Depuis le début de la guerre du 7 octobre, les services de sécurité israéliens ont ouvert 38 enquêtes pour espionnage au profit de l’Iran. Le dernier cas, celui de Yossef Ein Eli, 23 ans, originaire de Tibériade, révèle un schéma désormais bien connu : des jeunes Israéliens endettés ou marginalisés, manipulés en ligne par des agents iraniens qui les entraînent pas à pas vers la trahison, souvent pour quelques milliers de shekels.

Les détails de l’affaire, révélés par le journaliste Roi Yanovsky sur Kan 11, montrent comment les services de renseignement iraniens ont perfectionné une méthode redoutablement simple : tester la loyauté du recrue à travers de petites missions anodines, avant de l’impliquer dans des tâches de plus en plus risquées.

« Tout commence avec une photo d’un supermarché contre 500 shekels », explique Yanovsky.
« Ensuite, on demande de filmer un bâtiment public visible sur Google Maps. Puis, progressivement, l’espion est piégé — financièrement et psychologiquement. »

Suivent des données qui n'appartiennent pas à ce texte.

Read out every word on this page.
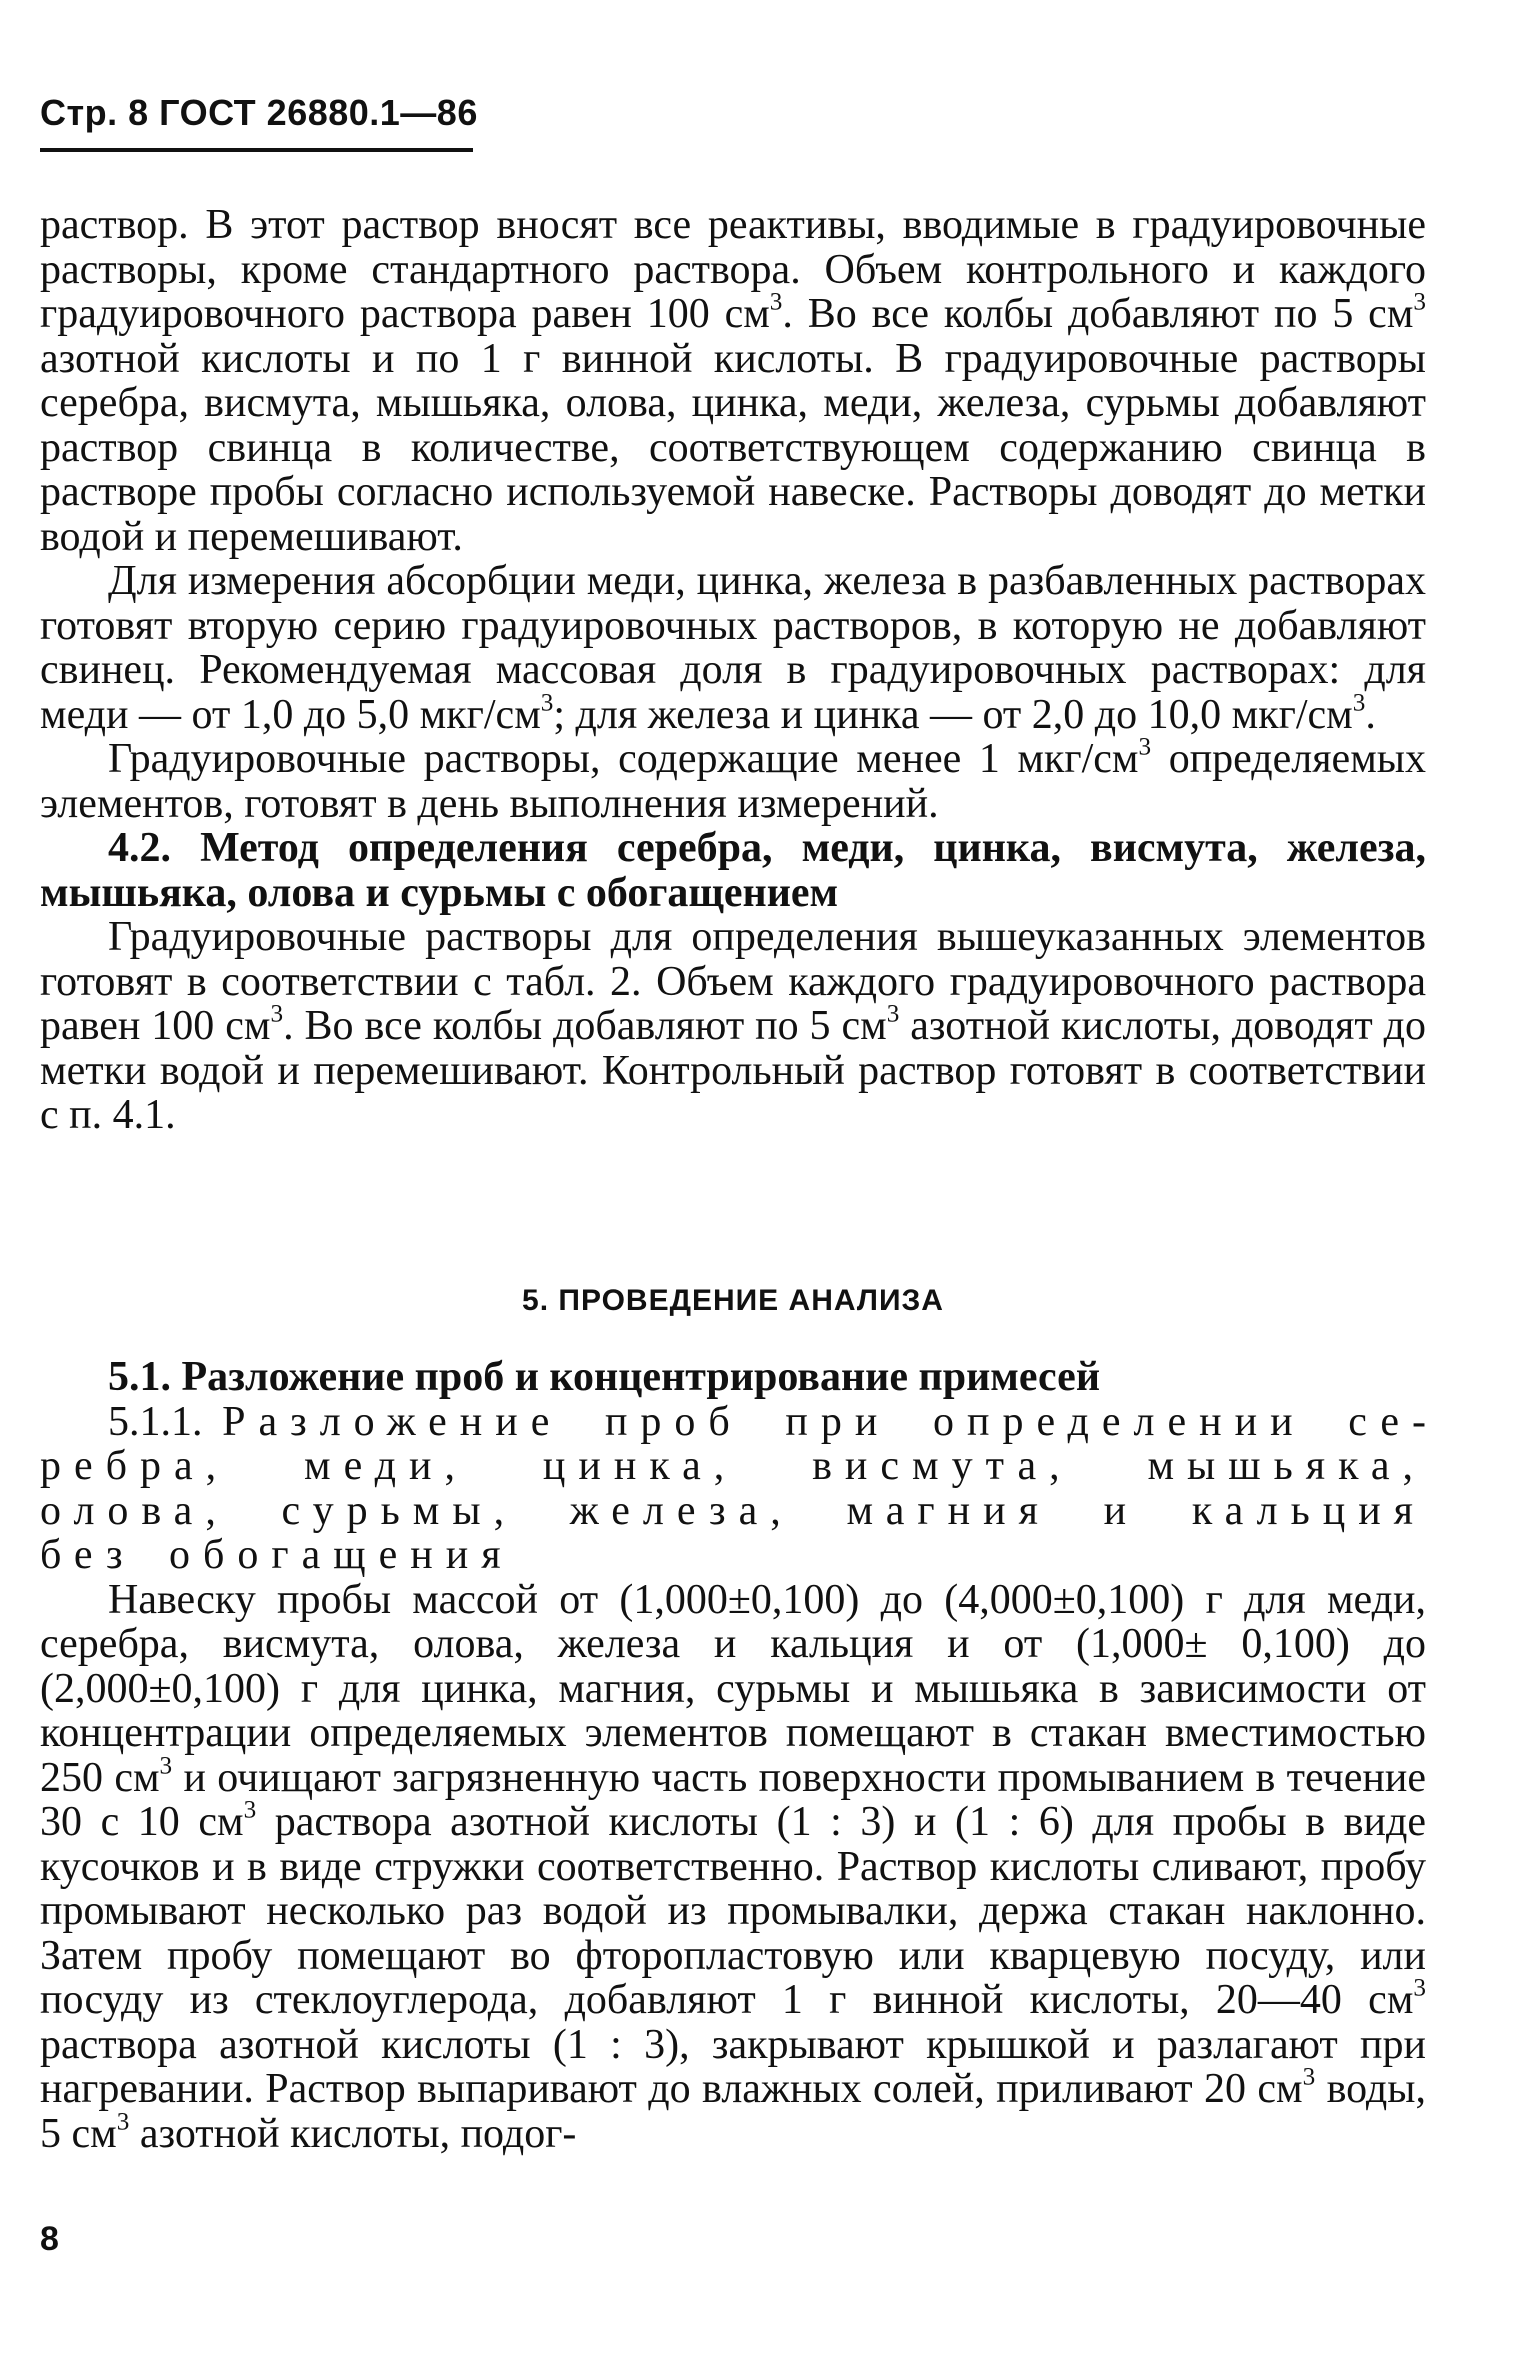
Стр. 8 ГОСТ 26880.1—86

раствор. В этот раствор вносят все реактивы, вводимые в градуировочные растворы, кроме стандартного раствора. Объем контрольного и каждого градуировочного раствора равен 100 $см^3$. Во все колбы добавляют по 5 $см^3$ азотной кислоты и по 1 г винной кислоты. В градуировочные растворы серебра, висмута, мышьяка, олова, цинка, меди, железа, сурьмы добавляют раствор свинца в количестве, соответствующем содержанию свинца в растворе пробы согласно используемой навеске. Растворы доводят до метки водой и перемешивают.

Для измерения абсорбции меди, цинка, железа в разбавленных растворах готовят вторую серию градуировочных растворов, в которую не добавляют свинец. Рекомендуемая массовая доля в градуировочных растворах: для меди — от 1,0 до 5,0 мкг/$см^3$; для железа и цинка — от 2,0 до 10,0 мкг/$см^3$.

Градуировочные растворы, содержащие менее 1 мкг/$см^3$ определяемых элементов, готовят в день выполнения измерений.

4.2. Метод определения серебра, меди, цинка, висмута, железа, мышьяка, олова и сурьмы с обогащением

Градуировочные растворы для определения вышеуказанных элементов готовят в соответствии с табл. 2. Объем каждого градуировочного раствора равен 100 $см^3$. Во все колбы добавляют по 5 $см^3$ азотной кислоты, доводят до метки водой и перемешивают. Контрольный раствор готовят в соответствии с п. 4.1.

5. ПРОВЕДЕНИЕ АНАЛИЗА

5.1. Разложение проб и концентрирование примесей

5.1.1. Разложение проб при определении серебра, меди, цинка, висмута, мышьяка, олова, сурьмы, железа, магния и кальция без обогащения

Навеску пробы массой от (1,000±0,100) до (4,000±0,100) г для меди, серебра, висмута, олова, железа и кальция и от (1,000± 0,100) до (2,000±0,100) г для цинка, магния, сурьмы и мышьяка в зависимости от концентрации определяемых элементов помещают в стакан вместимостью 250 $см^3$ и очищают загрязненную часть поверхности промыванием в течение 30 с 10 $см^3$ раствора азотной кислоты (1 : 3) и (1 : 6) для пробы в виде кусочков и в виде стружки соответственно. Раствор кислоты сливают, пробу промывают несколько раз водой из промывалки, держа стакан наклонно. Затем пробу помещают во фторопластовую или кварцевую посуду, или посуду из стеклоуглерода, добавляют 1 г винной кислоты, 20—40 $см^3$ раствора азотной кислоты (1 : 3), закрывают крышкой и разлагают при нагревании. Раствор выпаривают до влажных солей, приливают 20 $см^3$ воды, 5 $см^3$ азотной кислоты, подог-

8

Dans le cas d’Ein Eli, les Iraniens l’ont d’abord chargé de photographier des hôtels autour de la mer Morte et du sud d’Israël, en échange de 12 000 shekels. Puis, les missions se sont transformées en demandes de renseignements militaires : mouvements de soldats, dispositifs de sécurité du ministre de la Défense Israël Katz, et jusqu’à des images de sites liés au système Dôme de fer.
Selon les enquêteurs du Lahav 433, même un contact indirect ou une mission « mineure » constitue déjà un crime grave contre la sécurité nationale.

Les profils des recrues sont variés mais présentent des points communs inquiétants : endettement, chômage, isolement social ou appât du gain. Aucun n’est motivé par l’idéologie.

« Ils ne sont ni militants ni agents dormants, mais des citoyens ordinaires qu’on a achetés », résume un officier du Shin Bet.

L’Iran, de son côté, exploite les failles psychologiques et économiques d’une société épuisée par la guerre. La stratégie est claire : multiplier les infiltrations de bas niveau, sans chercher de coups d’éclat, afin de fragiliser le moral israélien et récolter des informations logistiques sur la vie quotidienne de l’armée et des institutions civiles.

Les autorités rappellent qu’un simple échange sur les réseaux sociaux avec un contact étranger suspect doit être signalé immédiatement.

« Il n’y a pas de mission “légère” pour un espion », insiste un porte-parole de la police.
« Ce qui commence par une photo peut finir par une trahison. »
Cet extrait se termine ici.